Kocher für Mercosur-Freihandelsabkommen © APA - Austria Presse Agentur

Die EU-Kommission hat vor wenigen Tagen mit den südamerikanischen Mercosur-Staaten eine Grundsatzvereinbarung über ein Freihandelsabkommen unterzeichnet. Österreichs für Handel zuständiger Minister ist seit 2019 vom Parlament verpflichtet, in den EU-Gremien dagegen zu stimmen. Der derzeitige Ressortchef Martin Kocher (ÖVP) hält das Abkommen aber für vorteilhaft für Österreichs Wirtschaft und plädiert in seinem Blog dafür, den Nationalrat wieder damit zu befassen.

Er sei "dafür, dass Österreich seine Haltung gegenüber dem Mercosur-Abkommen gründlich überdenkt", so Kocher, der als designierter Gouverneur der Oesterreichischen Nationalbank (OeNB) mit der Bildung einer neuen Regierung aus dem Amt ausscheiden wird. Die Vereinbarung sei zwar umstritten, aber ein neuer Beschluss sei "auch im Sinne der Rechtssicherheit schon deshalb notwendig, weil die existierenden ablehnenden Beschlüsse aus 2019 auf einem anderen Vertragstext beruhen und damit rein rechtlich möglicherweise nicht mehr relevant sind". Die EU-Kommission hat seit der ersten Einigung 2019 mit den Mercosur-Ländern Brasilien, Argentinien, Paraguay und Uruguay nachverhandelt.
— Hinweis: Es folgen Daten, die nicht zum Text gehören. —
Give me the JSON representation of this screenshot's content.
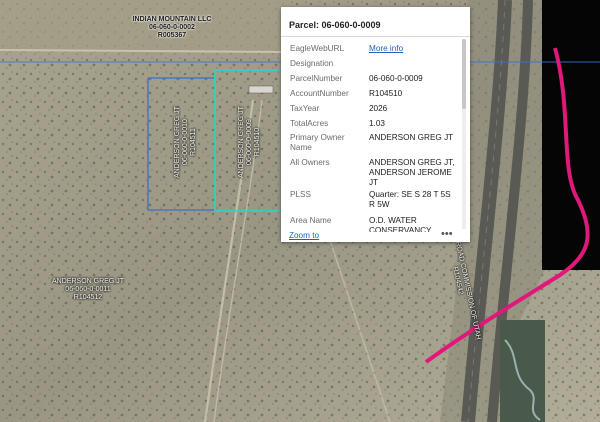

Kocher sieht eine "Gefahr, dass Parteien aus reinem Populismus oder in Geiselhaft von Interessengruppen eine Chance vorübergehen lassen und Österreichs Status als starke Exportnation, die sich für Handelsliberalisierung und einen fairen Welthandel einsetzt, gefährden". Das Abkommen "schafft Chancen und Arbeitsplätze in Österreich", argumentiert Kocher.

Pariser Klimaabkommen als Bedingung

Mitgliedschaft im Pariser Klimaabkommen ist nun eine Voraussetzung, damit das Abkommen in Kraft bleibt. Mit zusätzlichen EU-Mitteln sollen im Rahmen des Freihandelsabkommens der Erhalt des Regenwaldes und der Schutz der Biodiversität gefördert werden. "Es ist eine Illusion, dass der Amazonas durch das Nicht-Abschließen des Abkommens besser geschützt wäre", so Kocher in Richtung Umweltschutzorganisationen. Als Alternative würden sich die südamerikanischen Länder stärker an China oder andere Handelspartner anlehnen. "Wer glaubt, dass diese Staaten mehr am Klimaschutz interessiert wären als die EU, ist nicht ganz ernst zu nehmen".

Bei landwirtschaftlichen Produkten wiederum gebe es Quoten, etwa für die Einfuhr von Rindfleisch oder Eiern in die EU. Maximal 1,6 Prozent des gesamten Rindfleischkonsums in der EU dürfen - nach einer Übergangszeit - eingeführt werden - und das mit immer noch 7,5 Prozent Zoll. Falls es trotzdem zu Verzerrungen des Marktes kommen sollte, seien Ausgleichszahlungen der EU an die Bauern vorgesehen, argumentiert Kocher.

Auch geopolitische Vorteile

Neben den wirtschaftlichen gebe es auch geopolitische Vorteile - da in Südamerika kritische Rohstoffe lagern, bei denen Europa derzeit oft von China abhängig ist.

"Ich bin dafür, dass sich - angesichts der beschriebenen Faktenlage - die österreichische Position zu Mercosur ändert. Dafür braucht es aus meiner Sicht ein Votum des Parlaments". "Alle vernünftigen Parteien sollten ein Interesse an der Umsetzung der größten Freihandelszone der Welt haben, die beiden Seiten - vor allem den Konsumentinnen und Konsumenten - Vorteile bringt", meint Kocher. Allerdings sei auch noch Zeit für eine breite Diskussion, da "eine Entscheidung auf EU-Ebene über das Abkommen wahrscheinlich erst im Sommer 2025 fallen wird, wenn der Text juristisch überarbeitet und in alle Sprachen übersetzt ist", erinnert Kocher.